具有关于可变重要性的潜在先前信息的高维回归 (High-dimensional regression with potential prior information on variable importance) - 专知论文

会员服务 ·

0

估计/估计量 · INFORMS · 岭回归 · 预测器/决策函数 · 拉索回归 ·

2021 年 9 月 23 日

High-dimensional regression with potential prior information on variable importance

翻译：具有关于可变重要性的潜在先前信息的高维回归

Benjamin G. Stokell,Rajen D. Shah

from arxiv, 16 pages, 7 figures

There are a variety of settings where vague prior information may be available on the importance of predictors in high-dimensional regression settings. Examples include ordering on the variables offered by their empirical variances (which is typically discarded through standardisation), the lag of predictors when fitting autoregressive models in time series settings, or the level of missingness of the variables. Whilst such orderings may not match the true importance of variables, we argue that there is little to be lost, and potentially much to be gained, by using them.
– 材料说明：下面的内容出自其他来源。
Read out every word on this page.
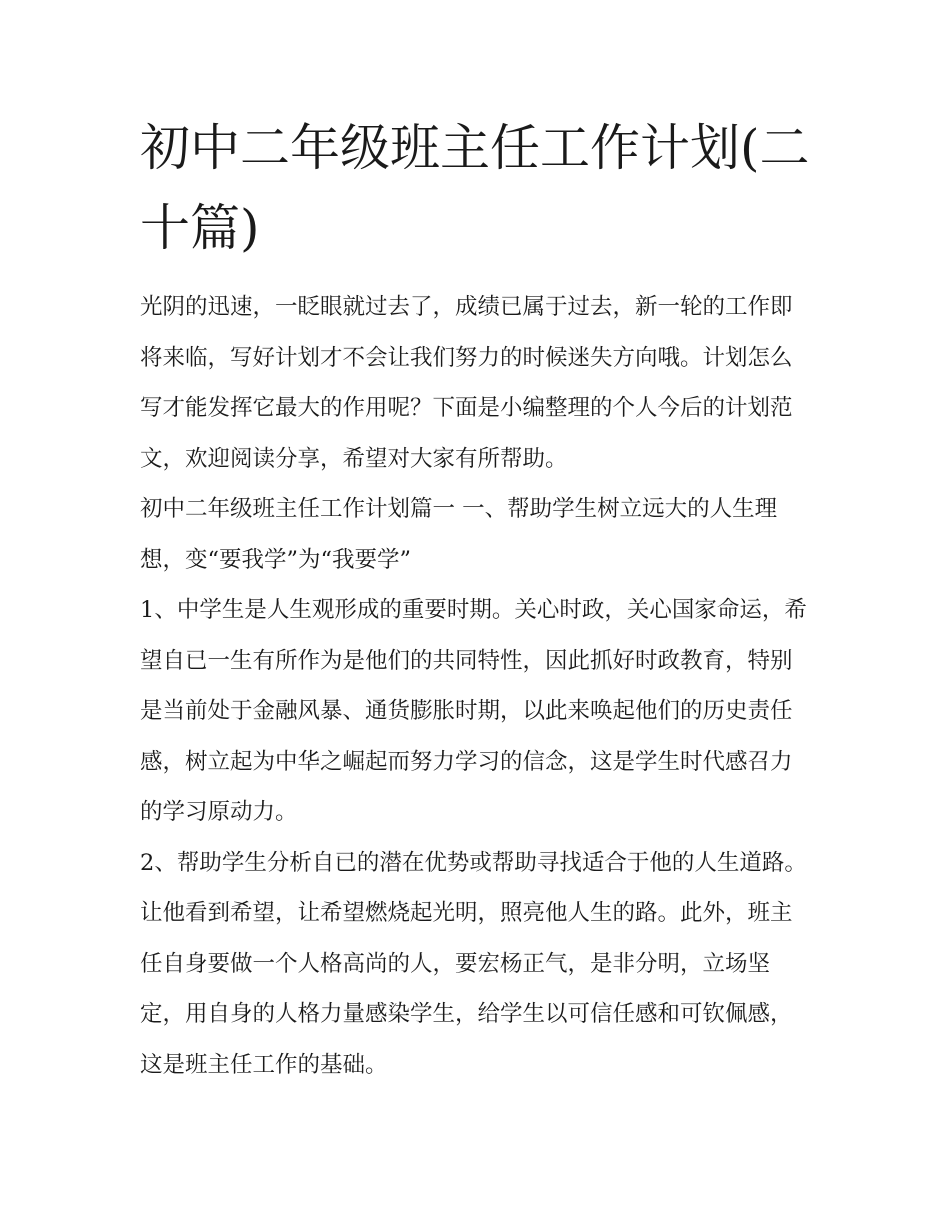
初中二年级班主任工作计划(二十篇)

光阴的迅速，一眨眼就过去了，成绩已属于过去，新一轮的工作即将来临，写好计划才不会让我们努力的时候迷失方向哦。计划怎么写才能发挥它最大的作用呢？下面是小编整理的个人今后的计划范文，欢迎阅读分享，希望对大家有所帮助。

初中二年级班主任工作计划篇一 一、帮助学生树立远大的人生理想，变“要我学”为“我要学”

1、中学生是人生观形成的重要时期。关心时政，关心国家命运，希望自已一生有所作为是他们的共同特性，因此抓好时政教育，特别是当前处于金融风暴、通货膨胀时期，以此来唤起他们的历史责任感，树立起为中华之崛起而努力学习的信念，这是学生时代感召力的学习原动力。

2、帮助学生分析自已的潜在优势或帮助寻找适合于他的人生道路。让他看到希望，让希望燃烧起光明，照亮他人生的路。此外，班主任自身要做一个人格高尚的人，要宏杨正气，是非分明，立场坚定，用自身的人格力量感染学生，给学生以可信任感和可钦佩感，这是班主任工作的基础。
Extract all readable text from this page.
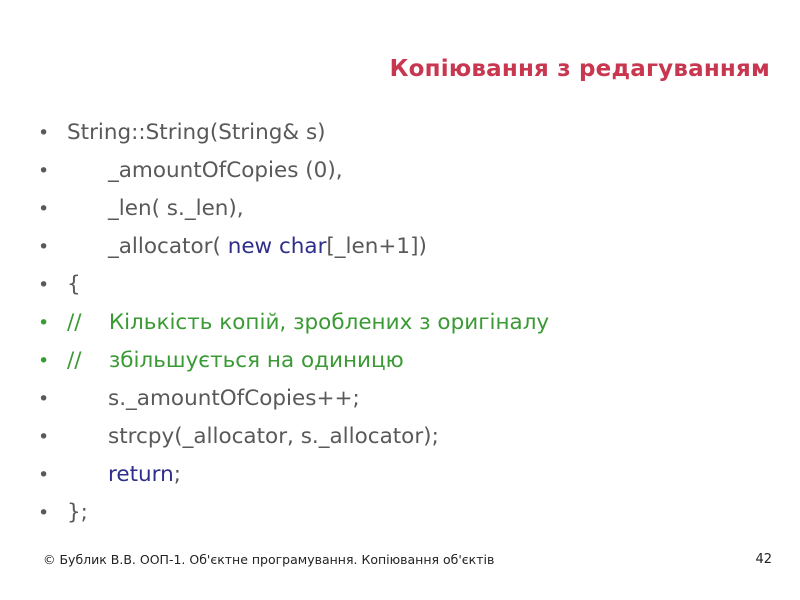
Копіювання з редагуванням
• String::String(String& s)
• _amountOfCopies (0),
• _len( s._len),
• _allocator( new char[_len+1])
• {
• //    Кількість копій, зроблених з оригіналу
• //    збільшується на одиницю
• s._amountOfCopies++;
• strcpy(_allocator, s._allocator);
•	return;
• };
© Бублик В.В. ООП-1. Об'єктне програмування. Копіювання об'єктів	42
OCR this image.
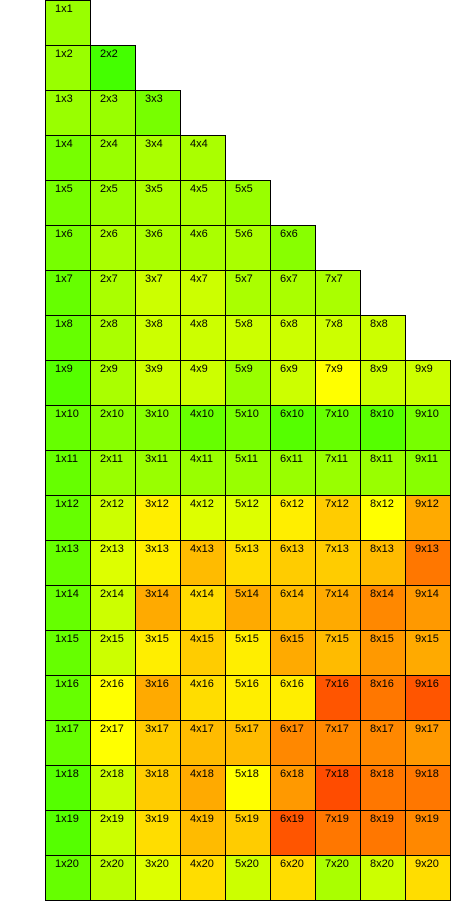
1x1
1x2	2x2
1x3	2x3	3x3
1x4	2x4	3x4	4x4
1x5	2x5	3x5	4x5	5x5
1x6	2x6	3x6	4x6	5x6	6x6
1x7	2x7	3x7	4x7	5x7	6x7	7x7
1x8	2x8	3x8	4x8	5x8	6x8	7x8	8x8
1x9	2x9	3x9	4x9	5x9	6x9	7x9	8x9	9x9
1x10	2x10	3x10	4x10	5x10	6x10	7x10	8x10	9x10
1x11	2x11	3x11	4x11	5x11	6x11	7x11	8x11	9x11
1x12	2x12	3x12	4x12	5x12	6x12	7x12	8x12	9x12
1x13	2x13	3x13	4x13	5x13	6x13	7x13	8x13	9x13
1x14	2x14	3x14	4x14	5x14	6x14	7x14	8x14	9x14
1x15	2x15	3x15	4x15	5x15	6x15	7x15	8x15	9x15
1x16	2x16	3x16	4x16	5x16	6x16	7x16	8x16	9x16
1x17	2x17	3x17	4x17	5x17	6x17	7x17	8x17	9x17
1x18	2x18	3x18	4x18	5x18	6x18	7x18	8x18	9x18
1x19	2x19	3x19	4x19	5x19	6x19	7x19	8x19	9x19
1x20	2x20	3x20	4x20	5x20	6x20	7x20	8x20	9x20
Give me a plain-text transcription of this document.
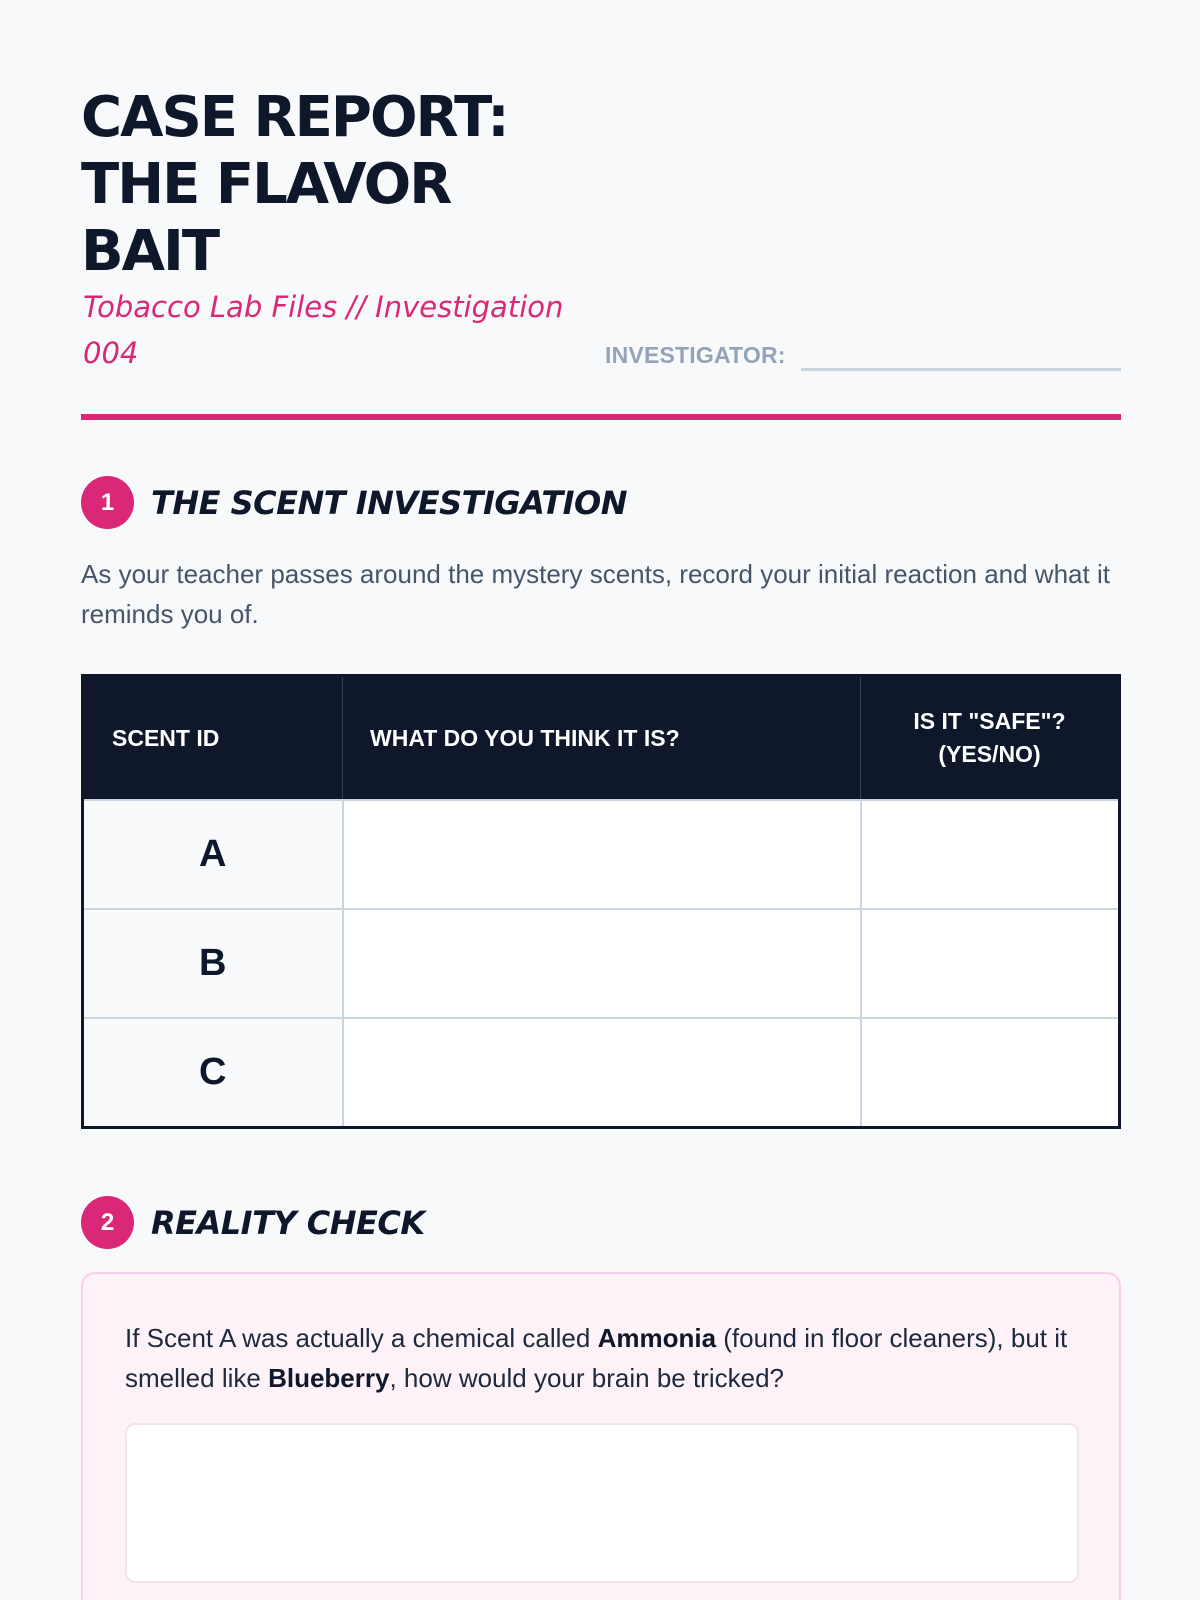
CASE REPORT:
THE FLAVOR
BAIT
Tobacco Lab Files // Investigation 004	INVESTIGATOR:
1	THE SCENT INVESTIGATION
As your teacher passes around the mystery scents, record your initial reaction and what it reminds you of.
SCENT ID	WHAT DO YOU THINK IT IS?	IS IT "SAFE"? (YES/NO)
A		
B		
C		
2	REALITY CHECK
If Scent A was actually a chemical called Ammonia (found in floor cleaners), but it smelled like Blueberry, how would your brain be tricked?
We propose a simple scheme involving fitting a sequence of models indicated by the ordering. We show that the computational cost for fitting all models when ridge regression is used is no more than for a single fit of ridge regression, and describe a strategy for Lasso regression that makes use of previous fits to greatly speed up fitting the entire sequence of models. We propose to select a final estimator by cross-validation and provide a general result on the quality of the best performing estimator on a test set selected from among a number $M$ of competing estimators in a high-dimensional linear regression setting. Our result requires no sparsity assumptions and shows that only a $\log M$ price is incurred compared to the unknown best estimator. We demonstrate the effectiveness of our approach when applied to missing or corrupted data, and time series settings. An R package is available on github.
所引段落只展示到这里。